Les révoltés de Cordoue
Granada.
— Et la signature au bas du parchemin ? demanda
Luna.
— Celle de san Cecilio, évêque de Grenade.
— Et tout le reste ? interrogea à son tour
Castillo, avec un geste en direction des autres objets qui reposaient sur la
table.
— Selon le parchemin, voici le voile de la Vierge
Marie, expliqua-t-il en montrant le tissu, avec lequel elle sécha les larmes du
Christ lors de sa passion ; un petit tableau de la Vierge et un os de
saint Stéphane.
— Dommage ! s’écria don Pedro. Les chrétiens
n’auront pas les reliques de san Cecilio, qu’ils désirent tant.
— San Cecilio ne pouvait pas écrire et fournir un de
ses os en même temps, rétorqua Hernando avec un sourire.
— C’est un voile simple, constata Castillo en palpant
le tissu.
Hernando acquiesça.
— Puis-je savoir comment tu as obtenu tout cela ?
— J’ai emprunté le tableau à un ex-voto qui se trouvait
à Cordoue, au pied d’un autel consacré à la Vierge. Ensuite, je l’ai enveloppé de
tissu et je l’ai mis dans un trou avec du fumier dans les champs, pour qu’il
prenne un aspect ancien…
— Bonne idée, reconnut Luna.
— Je connais tous les effets du fumier sur n’importe
quel objet, précisa Hernando. Quant à l’os et au tissu… j’ai payé des
malheureux del Potro pour exhumer des cadavres des fosses communes du campo de
la Merced…
— Ils pourraient t’identifier ? l’interrompit
Castillo.
— Non. C’était la nuit et je suis resté masqué en permanence.
Ils ont cru qu’il s’agissait de sorcellerie. Personne ne peut mettre ça en
relation avec notre projet. Je suis parti avec des tas d’os !
— Et maintenant ? questionna don Pedro.
— Maintenant, répondit Castillo, nous devons trouver le
moyen de faire parvenir notre premier message aux chrétiens. Il s’agit
seulement là du premier pas d’un plan beaucoup plus ambitieux, n’est-ce
pas ?
Hernando opina du chef.
— Nous verrons comment réagira l’Église quand elle
verra son évêque vénéré et patron de Grenade s’exprimer en arabe…
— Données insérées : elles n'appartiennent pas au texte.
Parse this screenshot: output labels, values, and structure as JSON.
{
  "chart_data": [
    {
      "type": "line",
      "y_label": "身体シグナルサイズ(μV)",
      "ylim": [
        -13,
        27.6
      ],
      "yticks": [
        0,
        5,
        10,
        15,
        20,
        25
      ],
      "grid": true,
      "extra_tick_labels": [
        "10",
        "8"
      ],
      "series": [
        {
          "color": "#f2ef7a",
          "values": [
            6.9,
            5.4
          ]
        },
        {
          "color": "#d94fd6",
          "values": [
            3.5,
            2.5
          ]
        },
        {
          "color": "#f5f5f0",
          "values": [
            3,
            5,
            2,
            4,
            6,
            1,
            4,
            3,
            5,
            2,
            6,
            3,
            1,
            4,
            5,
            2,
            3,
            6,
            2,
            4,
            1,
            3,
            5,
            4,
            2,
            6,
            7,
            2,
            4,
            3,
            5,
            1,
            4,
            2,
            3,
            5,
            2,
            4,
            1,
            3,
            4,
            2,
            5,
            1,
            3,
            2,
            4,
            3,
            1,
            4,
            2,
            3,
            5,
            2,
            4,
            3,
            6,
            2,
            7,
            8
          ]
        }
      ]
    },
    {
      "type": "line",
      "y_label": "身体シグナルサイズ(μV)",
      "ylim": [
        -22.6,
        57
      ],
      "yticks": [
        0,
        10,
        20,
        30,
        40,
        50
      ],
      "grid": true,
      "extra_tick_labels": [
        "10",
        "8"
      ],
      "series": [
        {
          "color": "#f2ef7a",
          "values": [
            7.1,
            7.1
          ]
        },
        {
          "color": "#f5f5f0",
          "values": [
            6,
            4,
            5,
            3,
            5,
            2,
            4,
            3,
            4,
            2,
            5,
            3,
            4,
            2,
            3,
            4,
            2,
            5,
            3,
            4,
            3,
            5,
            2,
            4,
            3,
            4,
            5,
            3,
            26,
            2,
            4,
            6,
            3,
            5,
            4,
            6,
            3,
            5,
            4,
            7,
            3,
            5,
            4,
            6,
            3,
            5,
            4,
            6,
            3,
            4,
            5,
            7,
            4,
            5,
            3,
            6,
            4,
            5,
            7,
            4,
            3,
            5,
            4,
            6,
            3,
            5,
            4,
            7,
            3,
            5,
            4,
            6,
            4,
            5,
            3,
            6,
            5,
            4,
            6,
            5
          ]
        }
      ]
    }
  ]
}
— Et devant la prophétie, ajouta Hernando.
— Ils l’interpréteront à leur convenance. Sois-en
certain.
— Tu m’as recommandé d’être ambigu.
— Oui. C’est indispensable. L’important est de semer le
doute. Certains l’interpréteront en faveur de l’Église, mais d’autres ne
l’entendront pas ainsi et des discussions seront entamées. Sur ces terres, nous
avons cette tendance. Il suffit que l’un dise une chose pour que l’autre
soutienne le contraire, simplement pour avoir le dernier mot. À coup sûr,
Miguel et moi serons appelés pour traduire le parchemin ; ce que nous
ferons nous aussi à notre convenance. Si nous étions trop précis et envoyions
un message clair en faveur de l’islam, il serait taxé d’hérétique dès le début
et il n’y aurait pas de débat. Beaucoup de gens connaissent l’arabe. Ce
message, le contenu de cet évangile que tu as découvert… L’as-tu apporté ?
J’aimerais le lire.
— Non, je suis désolé, s’excusa Hernando. Je n’ai pas
encore fini de le transcrire et je préfère ne pas courir de risques avec
l’original.
— Tu as raison. Comme je vous le disais, ce message, la
Vérité, doit arriver au moment où nous aurons semé le plus de doutes possible.
Nous devons préparer consciencieusement son apparition. Le problème reste
donc : que fait-on de cela ?
Castillo montra les objets posés sur la table.
— Comment les cacher de façon que les chrétiens les
trouvent ?
— Ils sont en train de démolir la Torre Vieja, la
Turpiana, indiqua don Pedro.
— Ce serait le lieu idéal pour nous, approuva
Luna : l’ancien minaret de la Grande Mosquée.
— Quand ? intervint Castillo.
— Demain, c’est la fête de l’archange Gabriel, sourit
Hernando.
Tous quatre se regardèrent. Gabriel était Yibril, l’ange le
plus important pour les musulmans, chargé de transmettre au Prophète la Parole
révélée.
— Dieu est avec nous. Aucun doute, se félicita don
Pedro.
Castillo chercha de quoi écrire, puis demanda l’autorisation
d’Hernando qui la lui accorda d’un geste de la main. Il ajouta alors sur le
parchemin des phrases en latin et en castillan, qui précisaient de le cacher en
haut de la Torre Turpiana.
Les autres l’observèrent en silence.